雲雀恭弥に、ハニーブラウンの髪の子、そして、並盛で不良として有名な獄寺隼人。越前は獄寺隼人に引っ張られながら、泣き叫んだ。その背中を摩っていた、長身の黒髪の男子は、野球で有名な山本武だった、確か。そのあと、ハニーブラウンと、雲雀恭弥に近付いてきた、眼帯をつけた変な髪型の女子は、確か、黒曜の制服を着ていた。





暫くして、獄寺隼人に連れられ、越前は車に乗って行った。綾香に、




『さっきは急にすいませんでした。ちょっと、混乱してて、自我忘れてたんで。怪我ないっスか?ま、近々会うことになるんでそん時はよろしくっス』




そう笑顔で告げて、そのあと、二度と会うことは無かった。笑顔で言ったのに、どこか、ひやりとしたものがあったのは、殺気があったからだと、今なら分かる。

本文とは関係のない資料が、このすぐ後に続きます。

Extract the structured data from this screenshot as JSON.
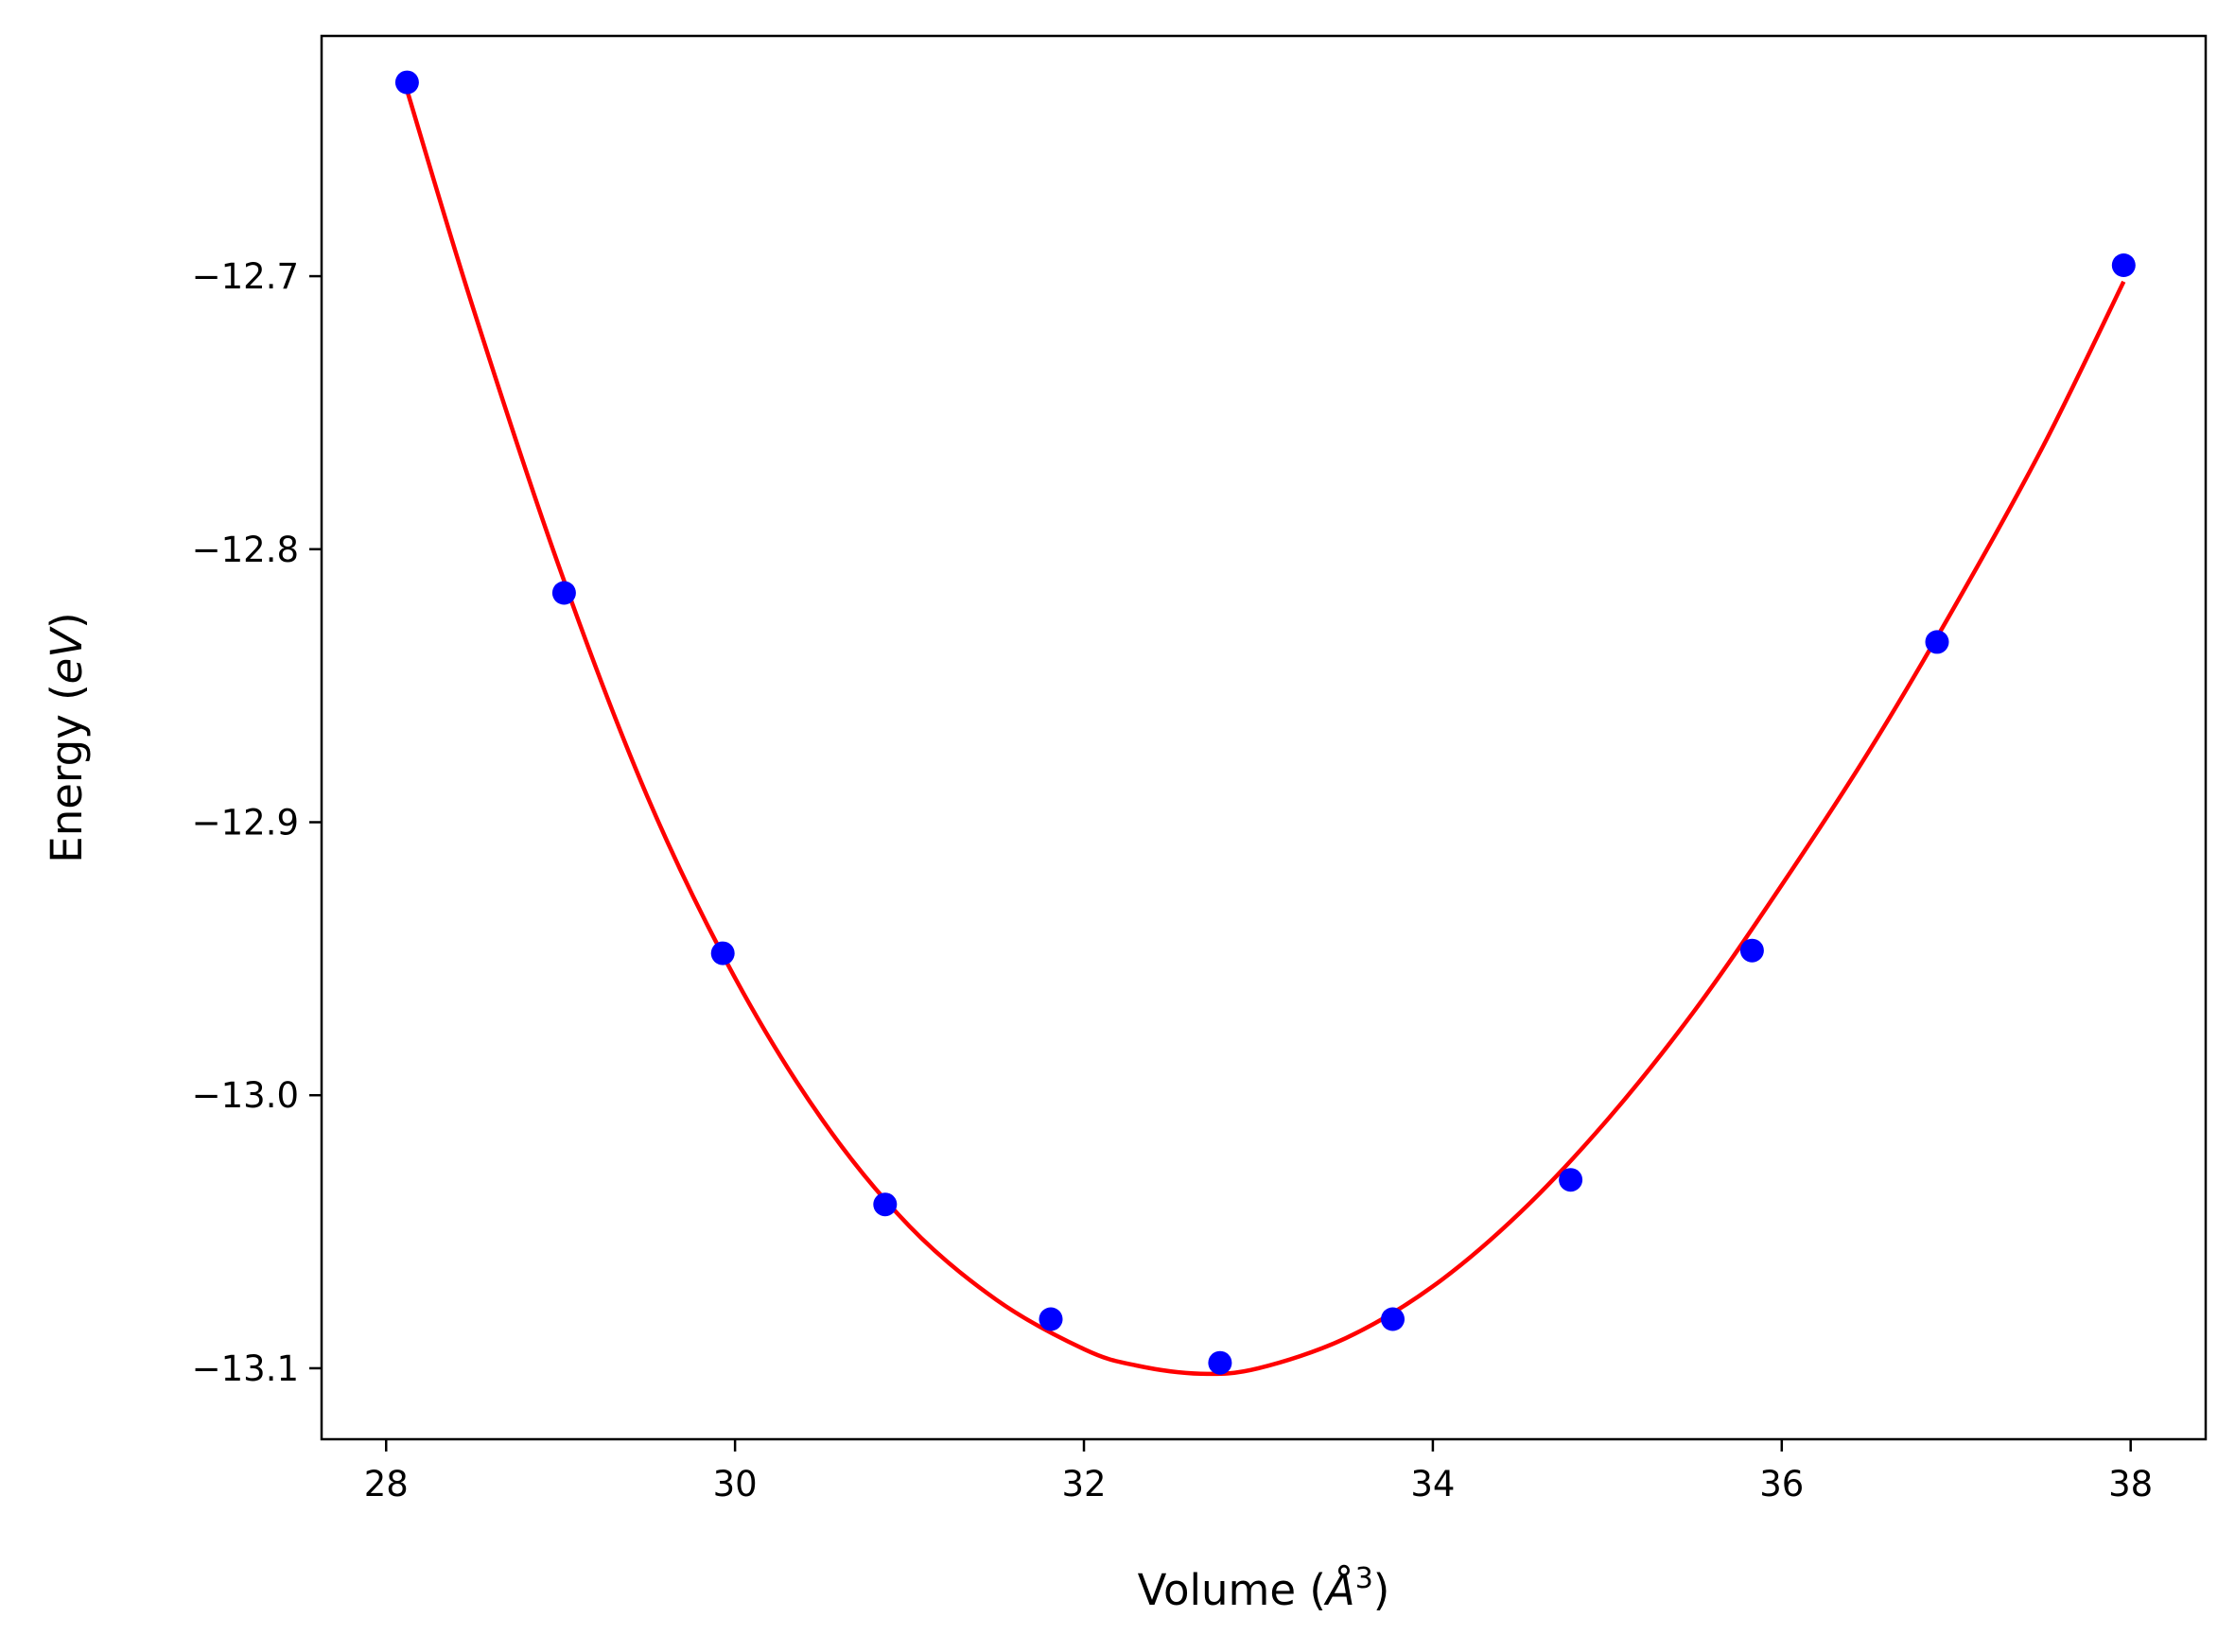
{
  "chart_data": {
    "type": "scatter",
    "title": "",
    "xlabel": {
      "text": "Volume (",
      "symbol": "Å",
      "sup": "3",
      "suffix": ")"
    },
    "ylabel": {
      "text": "Energy (",
      "unit": "eV",
      "suffix": ")"
    },
    "xlim": [
      27.63,
      38.43
    ],
    "ylim": [
      -13.126,
      -12.612
    ],
    "xticks": [
      {
        "value": 28,
        "label": "28"
      },
      {
        "value": 30,
        "label": "30"
      },
      {
        "value": 32,
        "label": "32"
      },
      {
        "value": 34,
        "label": "34"
      },
      {
        "value": 36,
        "label": "36"
      },
      {
        "value": 38,
        "label": "38"
      }
    ],
    "yticks": [
      {
        "value": -12.7,
        "label": "−12.7"
      },
      {
        "value": -12.8,
        "label": "−12.8"
      },
      {
        "value": -12.9,
        "label": "−12.9"
      },
      {
        "value": -13.0,
        "label": "−13.0"
      },
      {
        "value": -13.1,
        "label": "−13.1"
      }
    ],
    "grid": false,
    "colors": {
      "points": "#0000ff",
      "fit": "#ff0000",
      "axes": "#000000"
    },
    "series": [
      {
        "kind": "points",
        "x": [
          28.12,
          29.02,
          29.93,
          30.86,
          31.81,
          32.78,
          33.77,
          34.79,
          35.83,
          36.89,
          37.96
        ],
        "y": [
          -12.629,
          -12.816,
          -12.948,
          -13.04,
          -13.082,
          -13.098,
          -13.082,
          -13.031,
          -12.947,
          -12.834,
          -12.696
        ]
      },
      {
        "kind": "fit-curve",
        "x": [
          28.12,
          28.5,
          29.0,
          29.5,
          30.0,
          30.5,
          31.0,
          31.5,
          32.0,
          32.3,
          32.67,
          33.0,
          33.5,
          34.0,
          34.5,
          35.0,
          35.5,
          36.0,
          36.5,
          37.0,
          37.5,
          37.96
        ],
        "y": [
          -12.632,
          -12.712,
          -12.808,
          -12.891,
          -12.957,
          -13.009,
          -13.048,
          -13.075,
          -13.093,
          -13.099,
          -13.102,
          -13.1,
          -13.089,
          -13.07,
          -13.043,
          -13.009,
          -12.969,
          -12.923,
          -12.874,
          -12.82,
          -12.762,
          -12.702
        ]
      }
    ]
  }
}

近々、と言う意味が分からなく、越前も並盛の人達とも、二度と会うことがないまま、10年が過ぎ、今はあの時の越前の涙が残ったあの笑顔が何故かしこりとして残っている。







…雲雀葵。
篠原葵を親友だと言ったその人。
雲雀恭弥と同じ名字。雲雀恭弥の家族なのか。そしたら、葵ちゃんとも家族で。




分からない。僕には、分からない。



あの時、嫉妬心だけで葵ちゃんを傷つけた、自分も、分からない。